Wilhelm Neurohr

Zur aktuellen politischen Religionsdebatte in Deutschland

Selten zuvor hat es eine so lebhafte und anhaltende politische Religionsdebatte in der deutschen Öffentlichkeit gegeben wie derzeit, aus verschiedenen Anlässen:

Gläubige Christen am rechten Rand

Da bilden sich im rechten Lager Vereinigungen wie „Christen in der NPD“ oder „Juden in der AfD“ sowie eine „Arbeitsgemeinschaft Christen in der AfD“ – Letztere mit dem Segen des evangelischen Landesbischofs von Hannover mit seiner Aussage: Christ und AfD-Mitglied zu sein, schließe sich nicht aus –damit vertritt er allerdings eine Minderheitenmeinung in seiner Kirche. (Das konservativ-christliche Milieu wird jedoch auf 20% bis 30% der Kirchenmitglieder einschließlich Rechtsradikaler geschätzt und soll gehegt werden). In Sachsen zeigen evangelikal geprägte bibeltreue Christen auf Pegida-Demonstrationen schwarz-rot-goldene christliche Kreuze als Zeichen der islamfeindlichen Bewegung. Zugleich landet das neue Buch des SPD-Mitglieds Thilo Sarrazin wiederum auf den Bestsellerlisten mit dem Titel: „Feindliche Übernahme - wie der Islam den Fortschritt bedroht“. Dabei hatte der damalige Papst 1980 auf seiner Deutschlandreise die „islamische Frömmigkeit“ als Vorbild für seine nachlassenden Christen hervorgehoben.
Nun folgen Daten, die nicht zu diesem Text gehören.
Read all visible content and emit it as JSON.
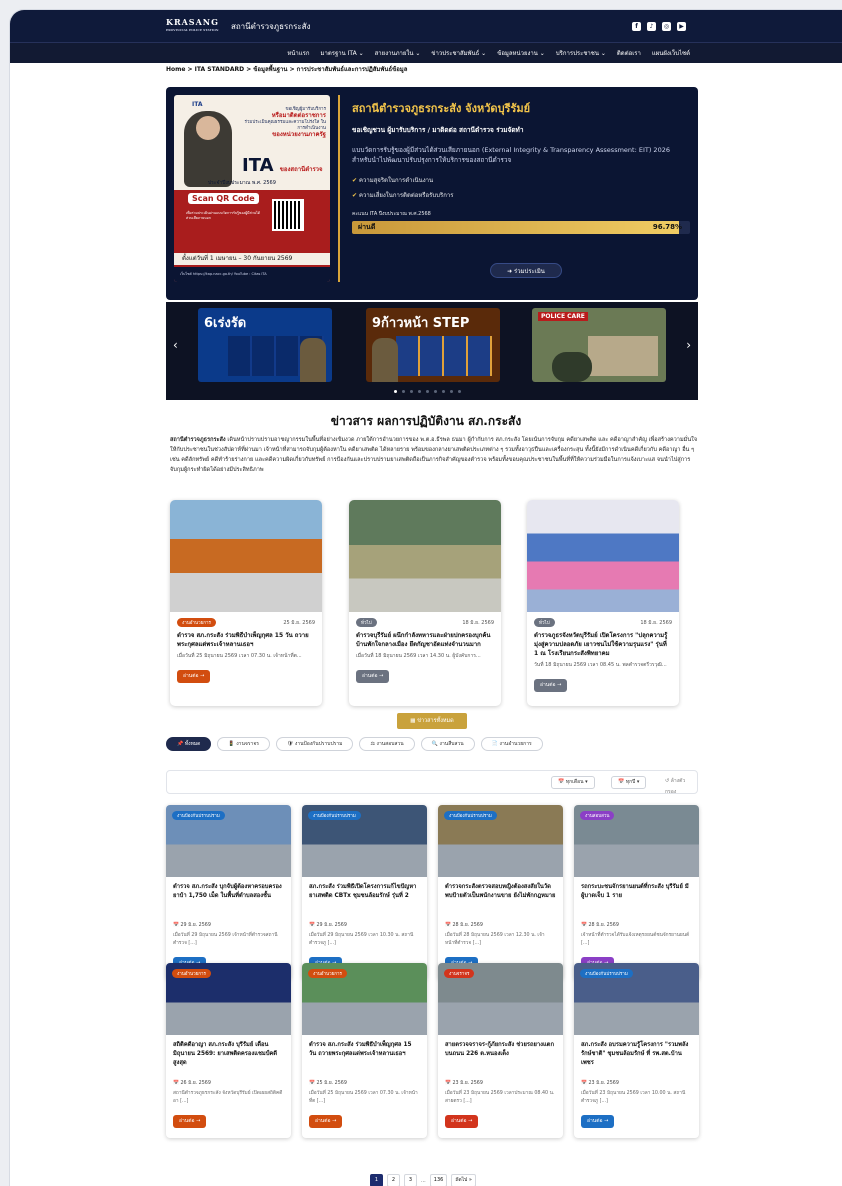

Und nachdem der bayrische Ministerpräsident Markus Söder als eine seiner ersten Amtshandlungen das Aufhängen von Kreuzen in öffentlichen Einrichtungen verfügte und so die Religion parteipolitisch instrumentalisierte und zweckentfremdete , überraschte ausgerechnet CSU-Chef und Bundesinnenminister Horst Seehofer („Der Islam, gehört nicht zu Deutschland“) mit der liberalen Frage: „Wie gestalten wir das Zusammenleben in einer religiös und weltanschaulich pluraler gewordenen Gesellschaft und das Verhältnis zwischen Religion und Staat?“

Religionsstreit bei den Linken

Aber nicht nur im rechten Lager, auch in der Linkspartei ist genau dieses Thema virulent, nachdem es auf ihrem letzten Parteitag umstrittene Anträge und religionskritische Debatten gegeben hat über das Ende oder die Reform aller Staatsverträge mit den Kirchen – also hin zum Laizismus im säkularen Staat. Daraufhin debattierte die Rosa-Luxemburg-Stiftung mit Wissenschaftlern, Politikern und Vertretern von Christentum, Islam und humanistischen Weltanschauungen über das Verbindende statt Trennende zwischen Linken und Gläubigen bei dem gemeinsamen Ziel der Weltverbesserung zugunsten der Armen und Benachteiligten (siehe hierzu Beitrag von Jürgen Klute an anderer Stelle). Allerdings wären dann die 16 Mrd.€ bei den Bedürftigen besser aufgehoben, die stattdessen seit Gründung der Bundesrepublik durch alle Steuerzahler (einschließlich Nichtmitglieder der Kirchen) als üppige Gehälter allein an die obersten kirchlichen Würdenträger geflossen sind, zuletzt 538 Mio. € auf Rekordhöhe in 2018.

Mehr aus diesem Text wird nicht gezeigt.